Tulisan lainnya adalah ‘Kawasan Benteng Rotterdam sebagai “Urban Heritage’’‘ oleh La Ode Muhammad Aksa, ‘Peranan dan Penamaan benteng Ujungpandang dari masa ke masa’ oleh Muhammad Ramli, ‘Bermula dari Benteng Ujungpandang: Telisik Nilai Penting dibalik Fort Rotterdam’ oleh Yadi Mulyadi, ‘Fort Rotterdam: Pelabuhan Terakhir Sang Pangeran Diponegoro’ oleh Nusriat, ‘Sistem Penataan Ruang Situs Cagar Budaya benteng Rotterdam Kota Makassar Provinsi Sulawesi Selatan’ oleh Iswadi, ‘Arsitektur Fort Rotterdam’ oleh Adang Sujana dan Nafsiah Aswawi, ‘Vandalisme di benteng Rotterdam: Eksistensi Keliru Generasi Muda’ oleh Yusriana, ‘Pengelolaan Benteng Ujungpandang dimasa Mendatang’ oleh Andini Perdana, dan terakhir tulisan berjudul ‘Benteng Rotterdam sebagai Public Space’ oleh Anggi Purnamasari.
Buku ini membahas benteng Fort Rotterdam dari berbagai aspek dan persfektif, sehingga pembaca dapat memahami seluk beluk benteng secara menyeluruh.

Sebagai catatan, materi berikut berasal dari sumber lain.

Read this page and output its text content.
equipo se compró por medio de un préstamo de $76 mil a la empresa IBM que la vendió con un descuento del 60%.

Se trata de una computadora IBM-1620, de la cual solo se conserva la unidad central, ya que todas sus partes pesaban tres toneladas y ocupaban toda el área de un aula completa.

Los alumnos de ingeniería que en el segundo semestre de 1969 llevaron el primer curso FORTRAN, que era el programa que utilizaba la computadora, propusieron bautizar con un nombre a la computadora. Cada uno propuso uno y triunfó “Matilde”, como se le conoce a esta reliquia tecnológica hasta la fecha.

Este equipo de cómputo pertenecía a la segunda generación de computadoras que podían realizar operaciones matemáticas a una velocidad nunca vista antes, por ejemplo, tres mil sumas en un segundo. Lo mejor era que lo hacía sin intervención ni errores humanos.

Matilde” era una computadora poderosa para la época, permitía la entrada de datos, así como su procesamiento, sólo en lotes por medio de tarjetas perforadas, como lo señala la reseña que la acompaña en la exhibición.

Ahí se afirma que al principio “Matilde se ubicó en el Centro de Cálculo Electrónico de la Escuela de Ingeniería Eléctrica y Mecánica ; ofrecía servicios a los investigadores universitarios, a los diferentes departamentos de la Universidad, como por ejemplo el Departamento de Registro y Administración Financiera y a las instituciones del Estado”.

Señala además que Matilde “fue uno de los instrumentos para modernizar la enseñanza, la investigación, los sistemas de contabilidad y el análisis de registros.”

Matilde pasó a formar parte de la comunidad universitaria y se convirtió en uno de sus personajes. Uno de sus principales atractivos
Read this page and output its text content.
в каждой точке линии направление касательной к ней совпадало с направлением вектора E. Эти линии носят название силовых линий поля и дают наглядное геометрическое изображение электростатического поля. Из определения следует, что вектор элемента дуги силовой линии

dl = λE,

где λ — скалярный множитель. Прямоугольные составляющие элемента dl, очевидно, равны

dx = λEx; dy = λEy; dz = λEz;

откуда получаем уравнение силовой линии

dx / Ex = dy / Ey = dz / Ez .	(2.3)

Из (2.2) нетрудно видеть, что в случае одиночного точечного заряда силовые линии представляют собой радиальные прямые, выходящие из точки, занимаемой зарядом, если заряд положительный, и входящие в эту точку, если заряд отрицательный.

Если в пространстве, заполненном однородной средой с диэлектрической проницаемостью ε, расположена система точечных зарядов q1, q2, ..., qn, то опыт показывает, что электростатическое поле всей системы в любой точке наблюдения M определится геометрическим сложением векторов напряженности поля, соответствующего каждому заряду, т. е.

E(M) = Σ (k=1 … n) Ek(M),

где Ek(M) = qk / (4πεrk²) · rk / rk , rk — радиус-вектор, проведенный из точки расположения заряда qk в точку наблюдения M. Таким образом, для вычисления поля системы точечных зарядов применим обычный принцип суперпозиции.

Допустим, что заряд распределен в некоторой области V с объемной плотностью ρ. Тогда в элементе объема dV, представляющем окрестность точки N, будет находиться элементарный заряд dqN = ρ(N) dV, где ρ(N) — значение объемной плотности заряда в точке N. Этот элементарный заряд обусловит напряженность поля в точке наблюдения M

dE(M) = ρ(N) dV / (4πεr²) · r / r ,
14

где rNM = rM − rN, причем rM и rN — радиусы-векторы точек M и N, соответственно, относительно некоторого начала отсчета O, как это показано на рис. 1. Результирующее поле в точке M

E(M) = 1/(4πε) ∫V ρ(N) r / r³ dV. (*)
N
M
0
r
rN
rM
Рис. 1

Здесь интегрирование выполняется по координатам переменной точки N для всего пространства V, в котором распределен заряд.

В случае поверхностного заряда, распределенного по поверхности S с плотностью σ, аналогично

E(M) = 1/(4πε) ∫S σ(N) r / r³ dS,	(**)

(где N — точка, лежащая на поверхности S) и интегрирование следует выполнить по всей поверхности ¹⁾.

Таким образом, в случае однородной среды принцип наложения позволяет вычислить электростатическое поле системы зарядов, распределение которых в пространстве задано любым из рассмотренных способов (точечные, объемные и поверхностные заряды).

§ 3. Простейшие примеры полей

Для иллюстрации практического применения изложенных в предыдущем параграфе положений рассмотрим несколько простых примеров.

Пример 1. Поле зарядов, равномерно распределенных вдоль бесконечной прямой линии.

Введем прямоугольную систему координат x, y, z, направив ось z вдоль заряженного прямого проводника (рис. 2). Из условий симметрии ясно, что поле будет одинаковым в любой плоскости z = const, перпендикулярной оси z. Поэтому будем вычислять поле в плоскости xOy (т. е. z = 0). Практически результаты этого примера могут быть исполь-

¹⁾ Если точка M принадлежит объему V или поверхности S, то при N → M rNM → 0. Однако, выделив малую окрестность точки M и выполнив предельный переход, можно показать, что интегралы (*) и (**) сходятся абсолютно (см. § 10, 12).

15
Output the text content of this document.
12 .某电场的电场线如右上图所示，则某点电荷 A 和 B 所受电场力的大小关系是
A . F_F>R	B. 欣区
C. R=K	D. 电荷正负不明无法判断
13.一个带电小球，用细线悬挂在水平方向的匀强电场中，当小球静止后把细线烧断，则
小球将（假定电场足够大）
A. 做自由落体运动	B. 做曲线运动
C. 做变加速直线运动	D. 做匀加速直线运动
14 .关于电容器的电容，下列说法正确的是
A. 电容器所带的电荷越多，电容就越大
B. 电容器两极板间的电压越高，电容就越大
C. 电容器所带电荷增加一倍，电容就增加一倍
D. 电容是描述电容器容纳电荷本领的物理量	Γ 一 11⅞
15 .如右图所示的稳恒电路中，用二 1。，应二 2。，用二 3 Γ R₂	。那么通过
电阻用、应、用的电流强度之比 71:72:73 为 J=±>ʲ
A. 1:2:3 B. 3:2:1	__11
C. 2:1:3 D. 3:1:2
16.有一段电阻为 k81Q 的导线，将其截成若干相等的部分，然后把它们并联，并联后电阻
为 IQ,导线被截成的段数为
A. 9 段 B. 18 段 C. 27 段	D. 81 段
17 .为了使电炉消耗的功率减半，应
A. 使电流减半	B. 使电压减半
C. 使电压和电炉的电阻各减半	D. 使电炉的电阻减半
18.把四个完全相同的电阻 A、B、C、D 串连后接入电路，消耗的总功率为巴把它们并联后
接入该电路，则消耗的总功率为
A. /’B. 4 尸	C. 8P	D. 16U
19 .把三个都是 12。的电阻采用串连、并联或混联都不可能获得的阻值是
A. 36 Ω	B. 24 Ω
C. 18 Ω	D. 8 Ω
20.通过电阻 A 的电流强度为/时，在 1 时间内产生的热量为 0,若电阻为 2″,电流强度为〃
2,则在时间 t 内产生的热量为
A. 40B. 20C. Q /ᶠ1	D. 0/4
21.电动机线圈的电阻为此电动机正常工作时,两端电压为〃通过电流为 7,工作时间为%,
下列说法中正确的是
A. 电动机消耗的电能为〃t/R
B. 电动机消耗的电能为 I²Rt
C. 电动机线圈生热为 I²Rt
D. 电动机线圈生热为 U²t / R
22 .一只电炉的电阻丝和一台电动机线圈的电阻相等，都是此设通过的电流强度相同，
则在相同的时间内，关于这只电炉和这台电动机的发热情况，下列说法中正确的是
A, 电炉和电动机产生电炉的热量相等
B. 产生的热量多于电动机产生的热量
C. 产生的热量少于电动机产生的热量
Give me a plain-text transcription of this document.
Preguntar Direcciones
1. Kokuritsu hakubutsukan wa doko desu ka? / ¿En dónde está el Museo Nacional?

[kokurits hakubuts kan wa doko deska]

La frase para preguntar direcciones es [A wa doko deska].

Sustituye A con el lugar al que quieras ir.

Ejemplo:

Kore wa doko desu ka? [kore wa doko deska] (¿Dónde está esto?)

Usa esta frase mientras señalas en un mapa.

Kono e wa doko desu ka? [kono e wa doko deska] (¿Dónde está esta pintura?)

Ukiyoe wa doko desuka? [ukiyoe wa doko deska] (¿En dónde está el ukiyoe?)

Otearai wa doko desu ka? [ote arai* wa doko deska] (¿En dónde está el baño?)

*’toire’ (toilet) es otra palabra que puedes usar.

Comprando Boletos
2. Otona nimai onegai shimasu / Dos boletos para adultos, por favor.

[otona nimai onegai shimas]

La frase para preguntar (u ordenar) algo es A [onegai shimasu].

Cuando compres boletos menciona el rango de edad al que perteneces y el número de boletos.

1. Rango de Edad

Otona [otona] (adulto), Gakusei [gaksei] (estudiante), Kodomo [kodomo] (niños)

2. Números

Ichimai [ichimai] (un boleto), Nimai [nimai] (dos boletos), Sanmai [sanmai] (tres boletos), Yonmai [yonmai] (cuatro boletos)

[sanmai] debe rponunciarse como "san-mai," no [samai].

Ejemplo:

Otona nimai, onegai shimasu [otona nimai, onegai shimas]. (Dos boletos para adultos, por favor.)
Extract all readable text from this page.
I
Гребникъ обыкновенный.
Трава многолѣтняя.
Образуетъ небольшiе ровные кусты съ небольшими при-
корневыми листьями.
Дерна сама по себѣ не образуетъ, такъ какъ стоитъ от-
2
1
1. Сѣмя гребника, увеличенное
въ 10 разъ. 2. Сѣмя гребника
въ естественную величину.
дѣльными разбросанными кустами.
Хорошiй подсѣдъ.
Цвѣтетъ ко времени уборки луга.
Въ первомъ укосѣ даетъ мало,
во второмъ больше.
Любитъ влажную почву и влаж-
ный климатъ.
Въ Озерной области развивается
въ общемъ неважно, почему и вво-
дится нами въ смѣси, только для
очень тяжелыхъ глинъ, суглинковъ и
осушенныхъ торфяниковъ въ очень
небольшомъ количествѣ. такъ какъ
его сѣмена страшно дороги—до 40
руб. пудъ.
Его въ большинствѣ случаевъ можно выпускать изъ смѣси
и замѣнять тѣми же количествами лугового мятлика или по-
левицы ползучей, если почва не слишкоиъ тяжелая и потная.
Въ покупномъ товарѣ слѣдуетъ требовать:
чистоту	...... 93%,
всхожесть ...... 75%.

Buku ini juga dilengkapi dengan dokumentasi foto, baik foto lama maupun yang baru, ada foto hitam-putih dan adapula yang berwarna.
Karena buku ini diterbitkan oleh lembaga pemerintah yaitu Balai Pelestarian Cagar Budaya Provinsi Sulawesi Selatan, maka kemungkinan besar pembaca diluar Sulawesi Selatan akan kesulitan dalam mengakses buku ini. Buku ini juga tercetak dengan jumlah terbatas, sehingga hanya di Perpustakaan tertentu yang memiliki koleksi buku ini.
Pada Festival Literasi yang dilaksanakan oleh Dinas Perpustakaan dan Kearsipan Provinsi Sulawesi Selatan, 21-22 Oktober 2025, pada Stand Pameran Balai Pelestarian Cagar Budaya, buku juga di pajang, namun informasi yang didapatkan bahwa buku ini belum diterbitkan ulang atau dicetak ulang.
Buku ini koleksi Deposit, Bidang Perpustakaan, Dinas Perpustakaan dan Kearsipan Sulawesi Selatan.